Cut to the city, Sagawa’s sister Keiko (Kayo Matsuo) wakes up from a nightmare in which Yuko killed her brother and tries to cancel a date with her boyfriend to go look for him. Keiko’s boyfriend Hiroshi (Akira Nakao) eventually agrees to drive her to Yuko’s country pile to help investigate. On arrival, Yuko’s mother Shidu (Yoko Minakaze) tells them Sagawa left in heartbreak the day before, but Keiko doesn’t believe her and the couple fake car trouble to stay the night and investigate further.

Yamamoto’s film does indeed raid classic vampire movie tropes and mine them for all they’re worth. The curiously gothic architecture is explained away by Shidu’s husband having been a diplomat who developed a fondness for the European while overseas, but the presence of the hunched over, barely verbal servant Genzo (Kaku Takashina) seems a much more obvious Hammer homage. Shidu laments that the house is now “very old” and crumbling, a remnant of a pre-war world of lingering feudalism, all faded grandeur and declining influence – a fitting seat for a vampiric meditation of changing class and value systems with its kimono’d mistress and seemingly incongruous temporality.

Yet Yuko, not quite a “vampire” as we would usually think of them, is an extension of the traditional ghost story villainess rather than the sex crazed bloodsucker of European literature. Once again, the war is raised as a partial explanation of the tragedies which have befallen the family, if in a more logical fashion than the otherwise outlandish narrative would imply. Shidu carries a prominent scar across her neck – the mark of having tried to take her own life after a frustrated demobbed soldier massacred the family on learning that the woman he loved had married someone else while he was away fighting.

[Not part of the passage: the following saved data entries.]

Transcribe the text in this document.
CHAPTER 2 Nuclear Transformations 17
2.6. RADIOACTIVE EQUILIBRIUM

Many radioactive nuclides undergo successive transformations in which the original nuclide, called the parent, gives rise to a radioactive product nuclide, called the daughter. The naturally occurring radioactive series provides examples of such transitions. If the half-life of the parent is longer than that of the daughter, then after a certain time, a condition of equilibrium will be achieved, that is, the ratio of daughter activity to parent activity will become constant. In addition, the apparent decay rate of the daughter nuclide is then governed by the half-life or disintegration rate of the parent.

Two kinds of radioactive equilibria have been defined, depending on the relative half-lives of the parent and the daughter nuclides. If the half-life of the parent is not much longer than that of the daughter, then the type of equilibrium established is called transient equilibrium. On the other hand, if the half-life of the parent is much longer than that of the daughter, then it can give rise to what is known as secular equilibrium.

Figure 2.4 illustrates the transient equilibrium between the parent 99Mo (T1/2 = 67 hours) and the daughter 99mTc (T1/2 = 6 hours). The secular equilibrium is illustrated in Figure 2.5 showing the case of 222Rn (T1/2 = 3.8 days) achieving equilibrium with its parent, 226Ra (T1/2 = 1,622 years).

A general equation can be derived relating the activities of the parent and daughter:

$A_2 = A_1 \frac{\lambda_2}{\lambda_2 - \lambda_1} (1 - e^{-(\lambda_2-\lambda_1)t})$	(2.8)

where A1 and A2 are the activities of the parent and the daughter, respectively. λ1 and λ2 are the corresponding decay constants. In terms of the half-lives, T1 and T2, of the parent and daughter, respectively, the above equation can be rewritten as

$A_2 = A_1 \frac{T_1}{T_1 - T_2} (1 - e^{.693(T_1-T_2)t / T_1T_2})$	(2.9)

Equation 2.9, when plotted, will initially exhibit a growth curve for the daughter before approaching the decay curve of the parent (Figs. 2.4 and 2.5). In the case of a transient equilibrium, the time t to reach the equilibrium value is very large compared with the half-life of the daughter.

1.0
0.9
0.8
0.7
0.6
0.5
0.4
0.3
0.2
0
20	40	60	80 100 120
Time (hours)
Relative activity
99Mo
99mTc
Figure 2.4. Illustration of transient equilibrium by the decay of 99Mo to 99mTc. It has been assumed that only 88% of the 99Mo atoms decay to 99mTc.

This is apparently the origin of Yuko’s grudge (as the film clumsily explains), leaving her with a profound sense of rage against the world that killed her mother’s husband as well as intense resentment that she would die mere days before true happiness was finally in her grasp after enduring so much suffering.

Yuko may put on the billowing white nightgown of the repressed vampiress, her hair a flowing a chestnut-brown, but her blood lust is born of vengeance – she craves destruction rather than satisfaction. Toho flexes its tokusatsu muscles as lightning forks over the gothic mansion, perfectly achieving the air of oppressive supernatural unease provoked by the claustrophobic Western estate which seems to have even the local residents resolved to take the long way home to avoid it. Fusing European gothic with Japanese ghost story, Yamamoto’s first “vampire” movie is an unusual take on the material, refusing the foreign origins of the demonic for a homegrown tale of violence and tragedy consuming the life of a young woman attempting to find happiness in the rapidly changing post-war society.


The Vampire Doll is the first of three films included in Arrow’s Bloodthirsty Trilogy box set which also includes extensive liner notes by Jasper Sharp detailing the history of vampires and horror cinema in Japan.